Sur l’ensemble, les clubs africains n'ont pas été ridicules dans le contenu, l'histoire aurait même pu être différente si Al Ahly n'avait pas vendangé plusieurs balles de but, dont un penalty, lors du match d'ouverture contre l'Inter Miami (0-0), ce qui laisse à penser que le plafond de verre est franchissable avec quelques efforts supplémentaires en haut lieu…
Equipe | J1 | J2 | J3 |
---|---|---|---|
Al Ahly |
0-0 contre Inter Miami |
0-2 contre Palmeiras |
4-4 contre Porto |
Espérance Tunis |
0-2 contre Flamengo |
1-0 contre Los Angeles FC |
0-3 contre Chelsea |
Mamelodi Sundowns |
1-0 contre Ulsan |
3-4 contre Dortmund |
0-0 contre Fluminense |
Wydad Casablanca |
0-2 contre Manchester City |
1-4 contre la Juventus |
Match à venir contre Al Ain |
Une domination continentale encore à construire
Car ce qui alarme en revanche, ce sont les limites structurelles.
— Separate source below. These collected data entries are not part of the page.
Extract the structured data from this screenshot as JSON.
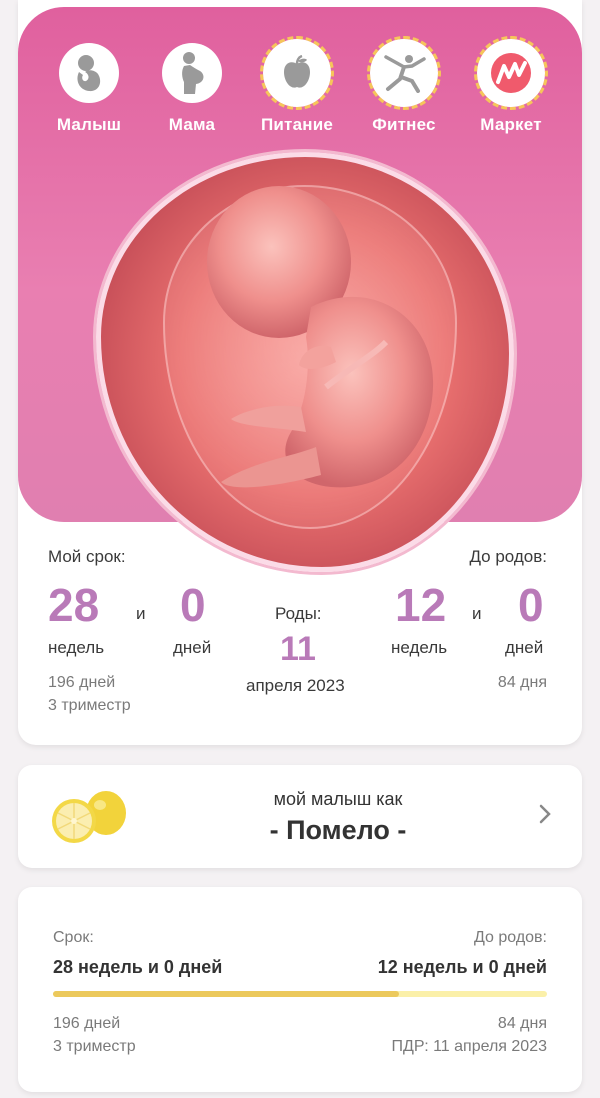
{
  "nav": [
    {
      "label": "Малыш",
      "icon": "baby-icon"
    },
    {
      "label": "Мама",
      "icon": "pregnant-woman-icon"
    },
    {
      "label": "Питание",
      "icon": "apple-icon"
    },
    {
      "label": "Фитнес",
      "icon": "yoga-icon"
    },
    {
      "label": "Маркет",
      "icon": "market-logo-icon"
    }
  ],
  "term": {
    "label": "Мой срок:",
    "weeks": "28",
    "and": "и",
    "days": "0",
    "weeks_unit": "недель",
    "days_unit": "дней",
    "total_days": "196 дней",
    "trimester": "3 триместр"
  },
  "birth": {
    "label": "Роды:",
    "day": "11",
    "month_year": "апреля 2023"
  },
  "until": {
    "label": "До родов:",
    "weeks": "12",
    "and": "и",
    "days": "0",
    "weeks_unit": "недель",
    "days_unit": "дней",
    "total_days": "84 дня"
  },
  "size": {
    "caption": "мой малыш как",
    "fruit": "- Помело -"
  },
  "progress": {
    "term_label": "Срок:",
    "term_value": "28 недель и 0 дней",
    "until_label": "До родов:",
    "until_value": "12 недель и 0 дней",
    "fraction": 0.7,
    "total_days": "196 дней",
    "trimester": "3 триместр",
    "remaining": "84 дня",
    "due_date": "ПДР: 11 апреля 2023"
  },
  "colors": {
    "accent": "#b97ab8",
    "hero": "#e0609e",
    "progress_fill": "#ecc95c",
    "progress_track": "#fbf0a9"
  }
}
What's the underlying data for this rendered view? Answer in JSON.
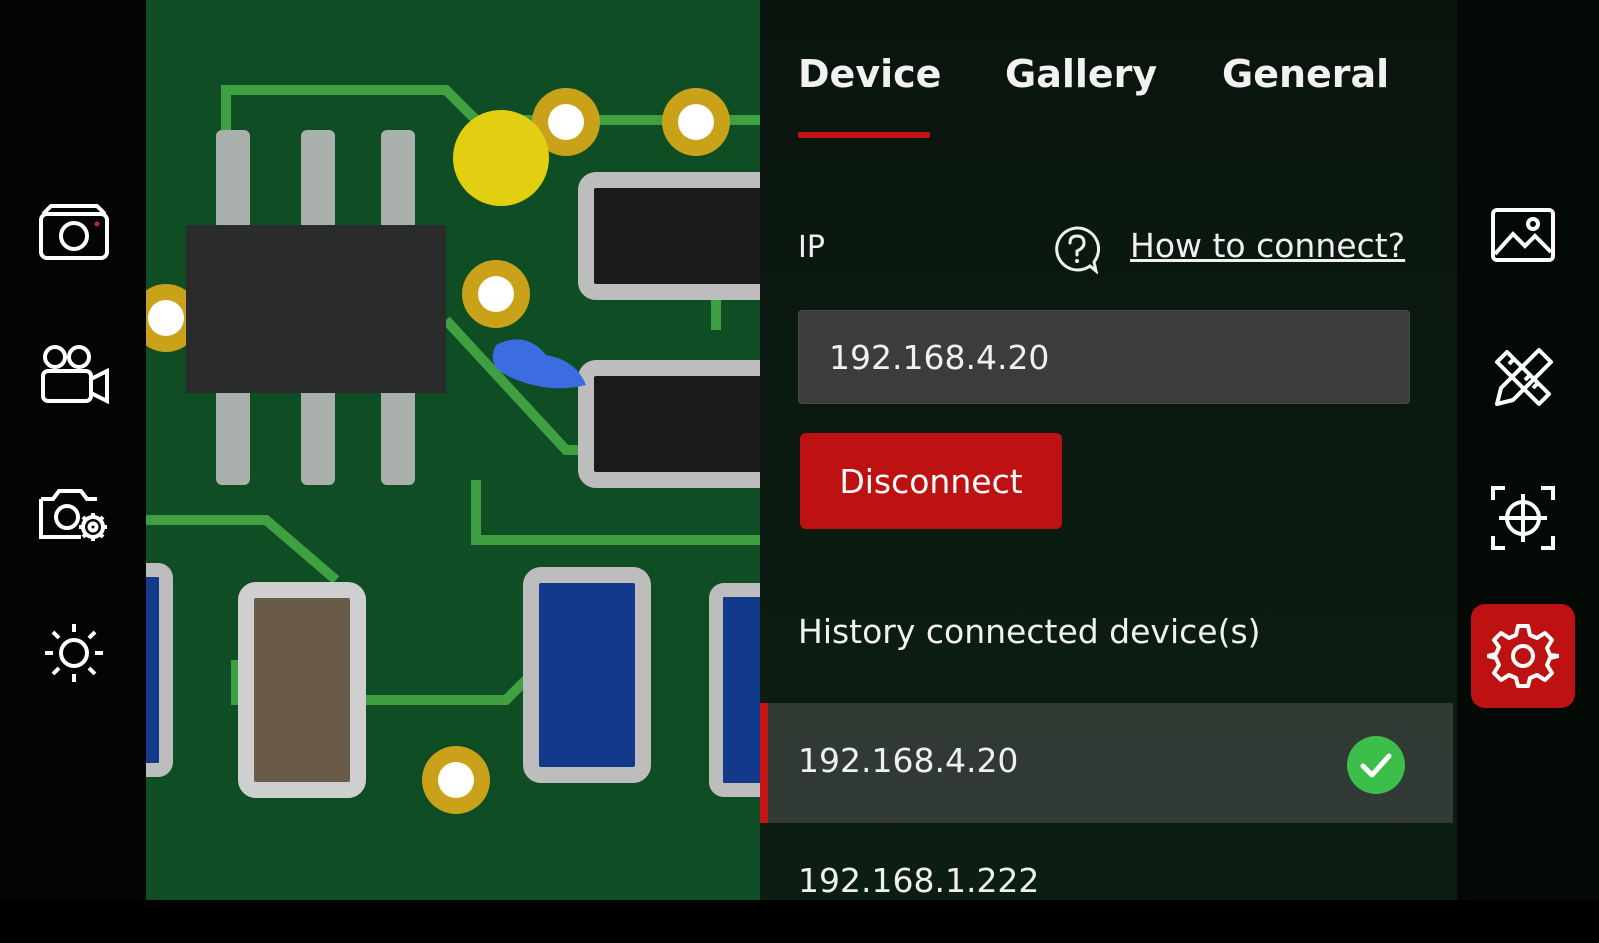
{
  "left_toolbar": {
    "items": [
      {
        "icon": "camera-icon"
      },
      {
        "icon": "video-camera-icon"
      },
      {
        "icon": "camera-settings-icon"
      },
      {
        "icon": "brightness-icon"
      }
    ]
  },
  "settings": {
    "tabs": [
      {
        "label": "Device",
        "active": true
      },
      {
        "label": "Gallery",
        "active": false
      },
      {
        "label": "General",
        "active": false
      }
    ],
    "ip_label": "IP",
    "help_link": "How to connect?",
    "ip_value": "192.168.4.20",
    "disconnect_label": "Disconnect",
    "history_title": "History connected device(s)",
    "history": [
      {
        "ip": "192.168.4.20",
        "connected": true
      },
      {
        "ip": "192.168.1.222",
        "connected": false
      }
    ]
  },
  "right_toolbar": {
    "items": [
      {
        "icon": "gallery-icon"
      },
      {
        "icon": "measure-tools-icon"
      },
      {
        "icon": "crosshair-icon"
      },
      {
        "icon": "settings-gear-icon",
        "active": true
      }
    ]
  },
  "colors": {
    "accent": "#be1212",
    "success": "#3cbf4a",
    "input_bg": "#3b3c3b"
  }
}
Le potentiel du vivier africain, notamment subsaharien, est immense, mais reste sous-exploité par la mauvaise organisation, les lacunes dans la formation et les infrastructures et un système économique défavorable aux clubs. C’est un signal d’alerte.
Comme le souligne le journaliste Osasu Obayiuwana sur X : « Nos dirigeants ne travaillent pas assez sérieusement pour développer le football africain. » Le problème n’est pas nouveau, mais cette Coupe du monde des clubs le met une nouvelle fois en exergue.
What the #African teams at the #FIFACWC – @ESTunis1919, @AlAhly, @WACofficiel & @Masandawana – remind us of, sharply, is that we have a lot to do to effectively compete with clubs like @FluminenseFC, @BVB, @realmadrid & @ChelseaFC. No one will develop ⚽️ in #Africa, if we don’t… pic.twitter.com/2hwS6HLABz
— Osasu Obayiuwana (@osasuo) June 26, 2025
La réalité économique ne pardonne pas
En outre, l’écart budgétaire est criant. Sur les 32 équipes présentes, les clubs africains figuraient tous parmi les 8 plus modestes en termes de valeur marchande de l'effectif :
- Al Ahly : 49,65 M€
- Mamelodi Sundowns : 35,25 M€
- Espérance Tunis : 20,35 M€
- Wydad Casablanca : 18,29 M€
Dans un football où l’économie conditionne une immense partie du fonctionnement opérationnel d'un club, l’Afrique part encore avec un net désavantage, et ce n’est pas une question de talent – il y en a. Mais de structure, d’investissement… et d’organisation.
Le verre à moitié plein
Alors non, le bilan n’est pas glorieux. Mais il n’est pas alarmant non plus. Il est le reflet d’un football africain en mutation, qui manque encore de moyens, de stabilité et d'organisation interne au niveau continental.
Le plus inquiétant, finalement, ce n’est pas d’avoir été éliminé. C’est de ne pas savoir si les leçons seront tirées. Le projet d’une deuxième édition de l’African Football League, potentiel levier de développement économique, semble toujours en stand-by… Et sans réforme profonde ni volonté politique, les clubs africains risquent encore longtemps de courir après un exploit isolé.